Joshua sent me a text at three in the morning. Horseshoe was the only word in the message. That is how he lets me know he has something too important to be buried because it is coming from him.

"Jason Boatman," he says, and I put a digital recorder between us, and ask him to start over. "Jason Boatman."

"Who is that and why do I care?" I ask.

"He was convicted of rape and murder in twenty-eleven. Lot of shady police and prosecution behavior. I followed his case closely as it was ongoing. While the Nancy Graces of the world were ignoring everything wrong with the case, I was reporting on it. Boatman had an airtight alibi corroborated by nearly a dozen unimpeachable witnesses. Expert witness, and I use that term loosely, helped the prosecution move the goalpost on time of death. He failed a second appeal two years ago."

"Why should he be in the news again?" I ask.

"Some of those misdeeds are now coming to light. I asked my contact in the police. They tell me, this case was just internally reviewed by the police Special Investigations office. This case should have been reviewed ten years ago."

"Police investigate police and clear police?" I ask.

"Usually the case, but not with this detective. He's a legit reformer, and some cops hate him for it. He's the one who likely reviewed it and reported the numerous inconsistencies."

"Name?" I ask.

"Chase Kramner. Sergeant type."

"Kramner? Why does that sound familiar?" I ask.

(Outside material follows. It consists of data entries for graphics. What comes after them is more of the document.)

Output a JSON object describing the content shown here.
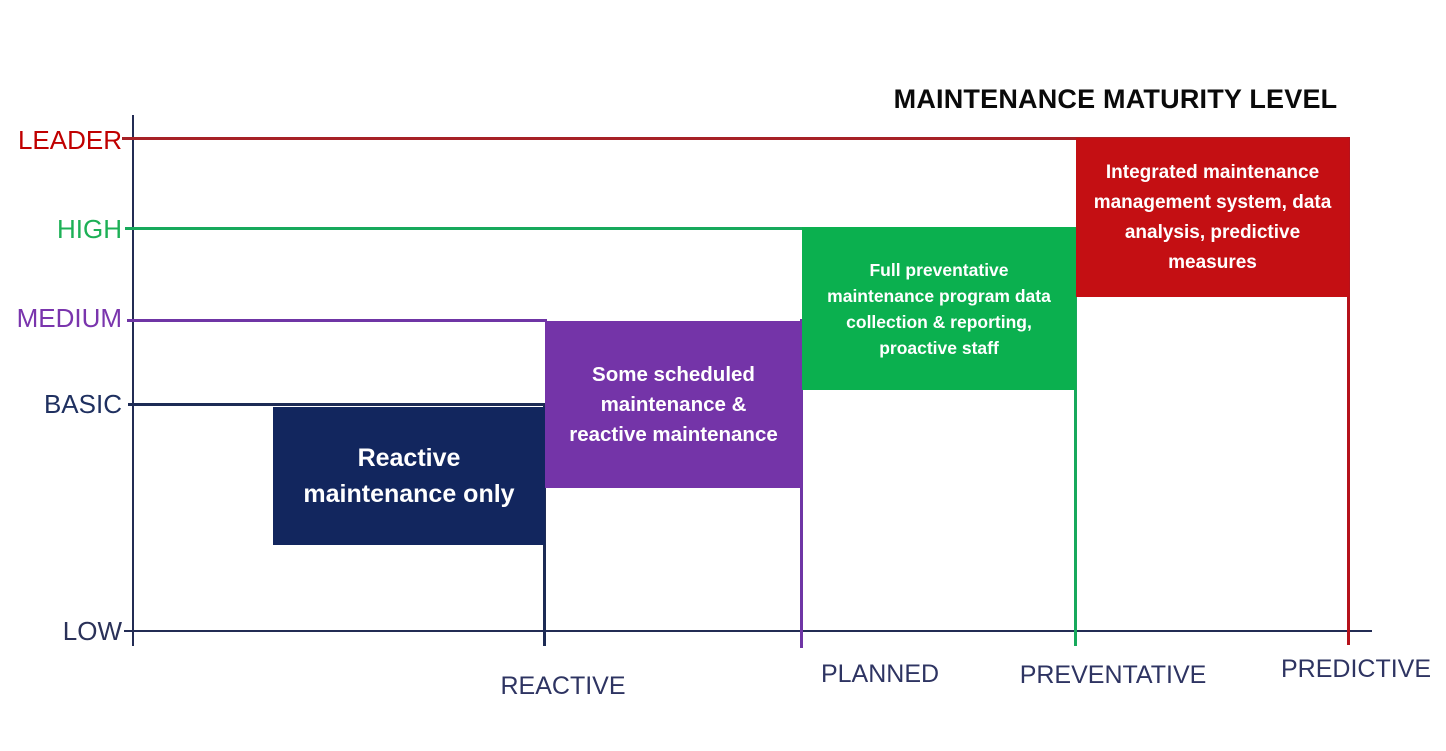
{
  "title": "MAINTENANCE MATURITY LEVEL",
  "chart_data": {
    "type": "bar",
    "title": "MAINTENANCE MATURITY LEVEL",
    "grid": false,
    "legend": false,
    "x_axis": {
      "categories": [
        "REACTIVE",
        "PLANNED",
        "PREVENTATIVE",
        "PREDICTIVE"
      ],
      "label_color": "#2e3462"
    },
    "y_axis_levels": [
      {
        "label": "LEADER",
        "color": "#c00000",
        "line_color": "#a62126"
      },
      {
        "label": "HIGH",
        "color": "#1db056",
        "line_color": "#17a95c"
      },
      {
        "label": "MEDIUM",
        "color": "#7a35ad",
        "line_color": "#6f35a5"
      },
      {
        "label": "BASIC",
        "color": "#1f3060",
        "line_color": "#1d2b55"
      },
      {
        "label": "LOW",
        "color": "#2a3158",
        "line_color": "#232c54"
      }
    ],
    "stages": [
      {
        "category": "REACTIVE",
        "maturity_level": "BASIC",
        "description": "Reactive maintenance only",
        "color": "#12265e",
        "text_color": "#ffffff"
      },
      {
        "category": "PLANNED",
        "maturity_level": "MEDIUM",
        "description": "Some scheduled maintenance & reactive maintenance",
        "color": "#7434a8",
        "text_color": "#ffffff"
      },
      {
        "category": "PREVENTATIVE",
        "maturity_level": "HIGH",
        "description": "Full preventative maintenance program data collection & reporting, proactive staff",
        "color": "#0bb04f",
        "text_color": "#ffffff"
      },
      {
        "category": "PREDICTIVE",
        "maturity_level": "LEADER",
        "description": "Integrated maintenance management system, data analysis, predictive measures",
        "color": "#c40f13",
        "text_color": "#ffffff"
      }
    ]
  }
}
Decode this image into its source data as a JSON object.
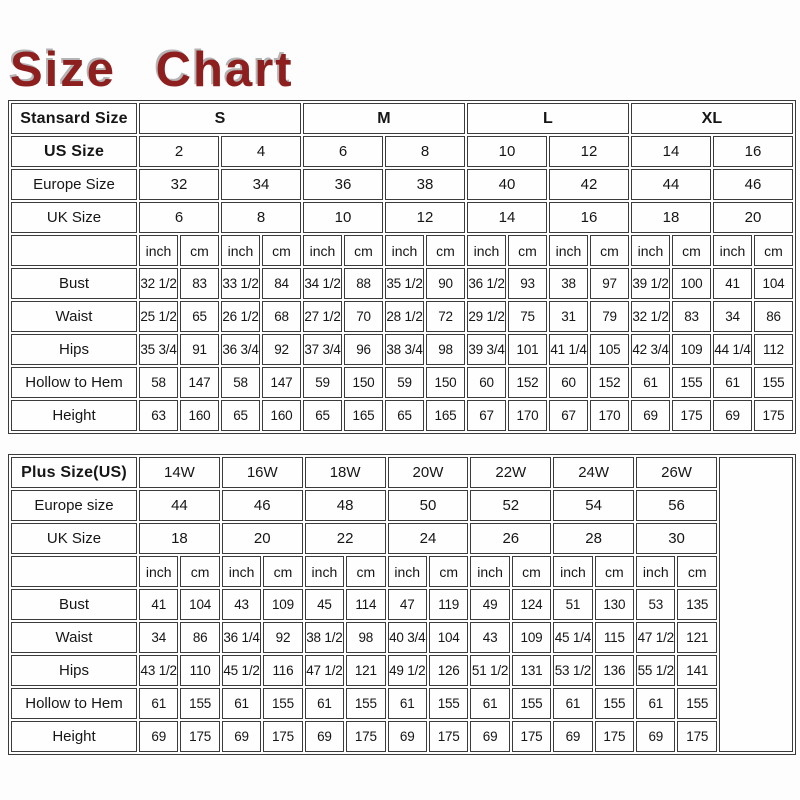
{
  "page": {
    "title": "Size Chart",
    "title_color": "#8e1f1f",
    "border_color": "#3b3b3b"
  },
  "chart_data": [
    {
      "type": "table",
      "name": "standard-size-table",
      "corner_label": "Stansard Size",
      "group_headers": [
        "S",
        "M",
        "L",
        "XL"
      ],
      "group_headers_bold": true,
      "size_rows": [
        {
          "label": "US Size",
          "bold": true,
          "values": [
            "2",
            "4",
            "6",
            "8",
            "10",
            "12",
            "14",
            "16"
          ]
        },
        {
          "label": "Europe Size",
          "bold": false,
          "values": [
            "32",
            "34",
            "36",
            "38",
            "40",
            "42",
            "44",
            "46"
          ]
        },
        {
          "label": "UK Size",
          "bold": false,
          "values": [
            "6",
            "8",
            "10",
            "12",
            "14",
            "16",
            "18",
            "20"
          ]
        }
      ],
      "unit_headers": [
        "inch",
        "cm"
      ],
      "measure_rows": [
        {
          "label": "Bust",
          "values": [
            "32 1/2",
            "83",
            "33 1/2",
            "84",
            "34 1/2",
            "88",
            "35 1/2",
            "90",
            "36 1/2",
            "93",
            "38",
            "97",
            "39 1/2",
            "100",
            "41",
            "104"
          ]
        },
        {
          "label": "Waist",
          "values": [
            "25 1/2",
            "65",
            "26 1/2",
            "68",
            "27 1/2",
            "70",
            "28 1/2",
            "72",
            "29 1/2",
            "75",
            "31",
            "79",
            "32 1/2",
            "83",
            "34",
            "86"
          ]
        },
        {
          "label": "Hips",
          "values": [
            "35 3/4",
            "91",
            "36 3/4",
            "92",
            "37 3/4",
            "96",
            "38 3/4",
            "98",
            "39 3/4",
            "101",
            "41 1/4",
            "105",
            "42 3/4",
            "109",
            "44 1/4",
            "112"
          ]
        },
        {
          "label": "Hollow to Hem",
          "values": [
            "58",
            "147",
            "58",
            "147",
            "59",
            "150",
            "59",
            "150",
            "60",
            "152",
            "60",
            "152",
            "61",
            "155",
            "61",
            "155"
          ]
        },
        {
          "label": "Height",
          "values": [
            "63",
            "160",
            "65",
            "160",
            "65",
            "165",
            "65",
            "165",
            "67",
            "170",
            "67",
            "170",
            "69",
            "175",
            "69",
            "175"
          ]
        }
      ],
      "trailing_empty_column": false
    },
    {
      "type": "table",
      "name": "plus-size-table",
      "corner_label": "Plus Size(US)",
      "group_headers": [
        "14W",
        "16W",
        "18W",
        "20W",
        "22W",
        "24W",
        "26W"
      ],
      "group_headers_bold": false,
      "size_rows": [
        {
          "label": "Europe size",
          "bold": false,
          "values": [
            "44",
            "46",
            "48",
            "50",
            "52",
            "54",
            "56"
          ]
        },
        {
          "label": "UK Size",
          "bold": false,
          "values": [
            "18",
            "20",
            "22",
            "24",
            "26",
            "28",
            "30"
          ]
        }
      ],
      "unit_headers": [
        "inch",
        "cm"
      ],
      "measure_rows": [
        {
          "label": "Bust",
          "values": [
            "41",
            "104",
            "43",
            "109",
            "45",
            "114",
            "47",
            "119",
            "49",
            "124",
            "51",
            "130",
            "53",
            "135"
          ]
        },
        {
          "label": "Waist",
          "values": [
            "34",
            "86",
            "36 1/4",
            "92",
            "38 1/2",
            "98",
            "40 3/4",
            "104",
            "43",
            "109",
            "45 1/4",
            "115",
            "47 1/2",
            "121"
          ]
        },
        {
          "label": "Hips",
          "values": [
            "43 1/2",
            "110",
            "45 1/2",
            "116",
            "47 1/2",
            "121",
            "49 1/2",
            "126",
            "51 1/2",
            "131",
            "53 1/2",
            "136",
            "55 1/2",
            "141"
          ]
        },
        {
          "label": "Hollow to Hem",
          "values": [
            "61",
            "155",
            "61",
            "155",
            "61",
            "155",
            "61",
            "155",
            "61",
            "155",
            "61",
            "155",
            "61",
            "155"
          ]
        },
        {
          "label": "Height",
          "values": [
            "69",
            "175",
            "69",
            "175",
            "69",
            "175",
            "69",
            "175",
            "69",
            "175",
            "69",
            "175",
            "69",
            "175"
          ]
        }
      ],
      "trailing_empty_column": true
    }
  ]
}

"He's the one who arrested that dirty narcotics cop late last year. Texada," Joshua explains, and I remember now. "He's Chief Whitaker's attack dog. If there is a case he doesn't trust just anyone to do, he'll give it him. No matter how uncomfortable it makes people."

"What did he find on Boatman's case?" I ask.

"Enough to warrant his lawyer filing a motion to vacate the judgement," Joshua says. He must have found something significant.

"You talk to him?" I ask.

"Chase?" he asks, and I nod. "I've tried, but he doesn't do press. He's damn near antagonistic toward us. I did look at his background. Georgetown Prep, elite family, rich kid, but decided to do something different. Likely has a trust fund, but as far as I can see, doesn't touch it. Can't be bought."

"Who's the story? Boatman or Kramner?" I ask.

"Don't ask me how to write your story, just write it," he says, and I roll my eyes. "If you could get a comment from him, you'd officially gotten further with him than I have."

"Who is your contact in the police?" I ask, and he laughs at me. I knew he would, but I still needed to ask. "You said some in the police don't like him. Let me find out if your source is one of them."

"How about, I ask her if she's okay with meeting you?" he asks. Does he realize he just slipped? "If we fuck this up, good luck ever getting a source in the police."

"How long has she been your source?" I ask.

"I didn't say it was a she...fuck," he says, and I laugh. "That's your freebee."

"Jason Boatman murder conviction could be vacated. I'll look into it," I say and stop the recorder. "You ever going to apologize?"

"For what?" he asks, and I shoot him a smirk, because he knows damn well.

-

Saturday - August 1, 2026

-Chase Kramner-

Atticus is curled up on the couch next to me as I read my book. In a few short days, I have accepted the fact I now own a cat. He has a relaxed temperament and is content to just lounge on my lap when I am home. I researched his breed and found out he is likely an American Wirehair. Apparently, his breed is a big deal. I scheduled vet appointments to get him checked out, but for now, we are just chilling.

My phone rings on the coffee table. I place the open book on my knee, and see it is Jennifer Ito calling.

"Lieutenant?" I ask.

"Sorry to bother you on the weekend. Just wanted to let you know, we cleared Leo on the charge," she says, and I sigh in relief. I figured he did not do it, but there is always that chance.

"That's good to hear," I say, petting Atticus who softly meows and stretches awake. "Sorry buddy."

"What?"

"Nothing, my cat just woke up," I say, and she laughs.